Erquy : huit pêcheurs en garde à vue sur fond de tensions autour du parc éolien en baie de Saint-Brieuc

Vendredi 14 mai, la tension est montée d'un cran entre pêcheurs et porteurs du projet de parc éolien en baie de Saint-Brieuc. Un barbecue a dégénéré, à proximité du chantier mené par RTE, devant la plage de Caroual. La gendarmerie est intervenue. Depuis, huit pêcheurs ont été placés en garde à vue.

Ce vendredi matin, des pêcheurs de la baie de Saint-Brieuc sont venus apporter pains au chocolat et croissants à leurs confrères placés en garde à vue à la gendarmerie de Guingamp (Côtes d'Armor).
Ce vendredi matin, des pêcheurs de la baie de Saint-Brieuc sont venus apporter pains au chocolat et croissants à leurs confrères placés en garde à vue à la gendarmerie de Guingamp (Côtes d'Armor). © D.R.

"On est révoltés. Je ne comprends pas les proportions que cela prend." Ce vendredi matin, Aurélie Conort est bouleversée. La compagne de Jonathan Thomas vient d'apprendre que son conjoint allait être déféré devant le parquet de Saint-Brieuc cet après-midi. "Je trouve ça complètement dingue..."

Jonathan Thomas, patron pêcheur du Fury Breizh basé à Saint-Quay Portrieux et sept autres pêcheurs de la baie de Saint-Brieuc ont été placés en garde à vue, hier, jeudi 20 mai. Six jours exactement après un barbecue qui a dégénéré, à Erquy.
 


Un barbecue qui dégénère

Ce jour-là, profitant du pont de l'Ascension, une vingtaine de personnes se sont retrouvées pour déjeuner dans le jardin d'un pêcheur. Son terrain est situé tout près du chantier du futur parc éolien offshore, devant la plage de Caroual, à Erquy. "Le but, c'était vraiment de se retrouver, mais du côté de RTE des salariés et un huissier nous observaient, raconte Aurélie. Pendant plusieurs heures, le ton a monté. Il faut dire que les rancoeurs s'accumulent depuis des semaines..."

Les deux camps s'opposent depuis des mois autour du projet d'installation de 62 éoliennes dans la baie de Saint-Brieuc.

Un des pêcheurs finit par lancer "symboliquement" une fusée de détresse "pour montrer qu'il n'était pas content." Les voisins, des salariés de RTE (Réseau de transport d'électricité) préviennent la gendarmerie.
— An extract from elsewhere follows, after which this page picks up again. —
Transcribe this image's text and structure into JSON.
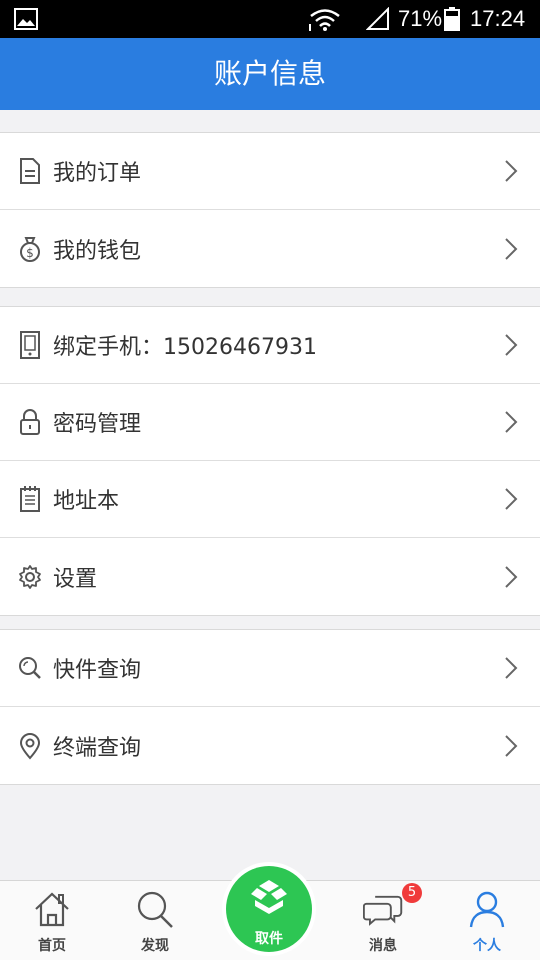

Durant leur intervention, les autres pêcheurs s'interposent. "La gendarmerie a usé de gaz lacrymogène, un des pêcheurs a eu le nez cassé..." Celui qui a lancé la fusée de détresse a été placé le jour-même en garde à vue. Il fait depuis l’objet d’une ordonnance pénale pour « divulgation d’information fausse de nature à provoquer l’intervention de secours ». 

Les autres, n'ont été interpellés de six jours plus tard. "C'est ça qu'on ne comprend pas... poursuit Aurélie Conort. Pourquoi avoir attendu ?"


"Ils veulent nous diviser"

De son côté, RTE parle d'actes de malveillance. Le portail qui ferme l'entrée du site, aurait, selon l'entreprise, été forcé : "Réseau de transport d'électricité a porté plainte le samedi 15 mai pour intrusion sur la base-vie du chantier et pour menaces proférées à l'encontre de RTE."

En baie de Saint-Brieuc, cette interpellation six jours après les faits, choque. "Certes il y a eu quelques débordements, mais ce n'est pas une raison d'embarquer tout le monde... Ils veulent nous diviser, nous empêcher de manifester notre mécontentement" explique Nicolas Eouzan, pêcheur lui aussi de Saint-Quay-Portrieux.

Avec d'autres confrères, Nicolas est allé déposer pains au chocolat et croissants aux pêcheurs placés en garde à vue à la gendarmerie de Guingamp. "On veut montrer notre soutien aux collègues. On veut aussi montrer que ce n'est pas en arrêtant nos fortes têtes, que les autres vont se taire !"


Au moins trois des huit pêcheurs placés en garde à vue jeudi soir, seront déférés devant le parquet du Tribunal de Grande Instance de Saint-Brieuc vendredi après-midi. TGI qui confirme qu' "un dénouement va avoir lieu cet après-midi."